The Tax Reform also required a one-time transition tax based on total post-1986 foreign cumulative earnings and profits previously deferred from United States federal taxation, which was reasonably estimated at December 31, 2017 and recorded as a one-time income tax expense of $1,354 in the current period. This liability is expected to be paid with our annual tax returns for the fiscal year ended March 31, 2018. We will continue to analyze the calculation of cumulative foreign earnings and finalize the amounts held in cash or other specified assets.

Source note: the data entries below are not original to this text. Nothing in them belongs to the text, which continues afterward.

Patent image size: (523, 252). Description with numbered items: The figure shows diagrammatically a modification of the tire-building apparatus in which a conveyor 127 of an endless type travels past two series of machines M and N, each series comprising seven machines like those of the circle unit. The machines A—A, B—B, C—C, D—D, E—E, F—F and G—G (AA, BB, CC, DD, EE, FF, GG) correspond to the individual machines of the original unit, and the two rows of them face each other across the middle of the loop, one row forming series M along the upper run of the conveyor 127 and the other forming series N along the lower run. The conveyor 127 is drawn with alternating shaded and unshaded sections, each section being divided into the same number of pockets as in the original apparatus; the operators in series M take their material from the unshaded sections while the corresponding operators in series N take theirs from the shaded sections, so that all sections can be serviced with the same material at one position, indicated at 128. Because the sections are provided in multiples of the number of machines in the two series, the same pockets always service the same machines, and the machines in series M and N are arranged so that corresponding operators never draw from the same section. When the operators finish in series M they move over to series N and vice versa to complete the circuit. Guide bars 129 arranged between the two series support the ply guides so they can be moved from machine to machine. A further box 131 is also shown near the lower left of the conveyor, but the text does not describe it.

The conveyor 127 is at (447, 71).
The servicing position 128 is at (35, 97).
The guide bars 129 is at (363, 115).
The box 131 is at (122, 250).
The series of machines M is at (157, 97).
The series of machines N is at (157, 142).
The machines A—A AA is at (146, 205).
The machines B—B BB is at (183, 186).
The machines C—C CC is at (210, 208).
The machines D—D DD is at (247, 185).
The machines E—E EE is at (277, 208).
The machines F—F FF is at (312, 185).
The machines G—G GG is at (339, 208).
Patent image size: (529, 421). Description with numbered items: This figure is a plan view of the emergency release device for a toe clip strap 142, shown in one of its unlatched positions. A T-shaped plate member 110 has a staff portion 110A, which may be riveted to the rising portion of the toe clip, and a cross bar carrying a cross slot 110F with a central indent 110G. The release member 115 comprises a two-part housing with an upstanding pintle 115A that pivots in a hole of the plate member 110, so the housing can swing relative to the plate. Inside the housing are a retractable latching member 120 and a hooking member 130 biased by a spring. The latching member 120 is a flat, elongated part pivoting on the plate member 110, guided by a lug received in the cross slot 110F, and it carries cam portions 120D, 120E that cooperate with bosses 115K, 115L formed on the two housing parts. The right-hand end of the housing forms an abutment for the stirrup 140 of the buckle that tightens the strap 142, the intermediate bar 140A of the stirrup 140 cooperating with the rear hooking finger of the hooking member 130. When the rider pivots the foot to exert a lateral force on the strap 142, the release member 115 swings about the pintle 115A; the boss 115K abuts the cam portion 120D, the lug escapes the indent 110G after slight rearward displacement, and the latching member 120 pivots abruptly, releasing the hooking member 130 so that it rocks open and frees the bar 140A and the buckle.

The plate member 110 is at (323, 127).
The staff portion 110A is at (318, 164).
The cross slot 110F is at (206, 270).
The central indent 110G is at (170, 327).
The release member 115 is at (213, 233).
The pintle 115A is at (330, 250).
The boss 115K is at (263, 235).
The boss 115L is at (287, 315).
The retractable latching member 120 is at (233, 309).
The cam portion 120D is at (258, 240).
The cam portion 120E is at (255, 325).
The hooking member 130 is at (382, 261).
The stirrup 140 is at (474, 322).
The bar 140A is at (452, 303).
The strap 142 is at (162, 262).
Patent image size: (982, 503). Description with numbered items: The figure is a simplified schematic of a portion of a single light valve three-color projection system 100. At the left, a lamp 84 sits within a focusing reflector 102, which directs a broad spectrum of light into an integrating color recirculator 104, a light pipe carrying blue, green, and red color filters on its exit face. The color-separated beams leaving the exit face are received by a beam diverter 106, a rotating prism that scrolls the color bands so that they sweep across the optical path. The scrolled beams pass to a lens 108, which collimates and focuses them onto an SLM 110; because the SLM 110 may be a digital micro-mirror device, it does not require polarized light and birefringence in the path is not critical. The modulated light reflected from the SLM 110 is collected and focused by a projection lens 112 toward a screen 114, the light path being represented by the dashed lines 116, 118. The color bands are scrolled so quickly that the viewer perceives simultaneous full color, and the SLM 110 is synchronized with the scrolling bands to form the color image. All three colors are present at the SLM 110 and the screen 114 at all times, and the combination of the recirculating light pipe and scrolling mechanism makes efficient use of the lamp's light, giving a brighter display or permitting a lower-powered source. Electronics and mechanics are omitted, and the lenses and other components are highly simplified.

We have recorded the provisional impacts of the Tax Reform at December 31, 2017 based on our most reasonable estimates, as noted above. The Tax Reform legislation includes various other provisions with effective dates for the Company beginning April 1, 2018 and beyond.  For other changes that impact business related income, exclusions, deductions and credits with effective dates for our fiscal year beginning April 1, 2018, we will continue to account for those items based on our existing accounting under ASC 740, Income Taxes, and the provisions of the tax laws that were in effect immediately prior to the enactment of the Tax Reform. We will continue to analyze the provisions of the Tax Reform to fully assess the impact on our consolidated financial statements and expect to provide additional details in our Annual Report on Form 10-K for the fiscal year ended March 31, 2018.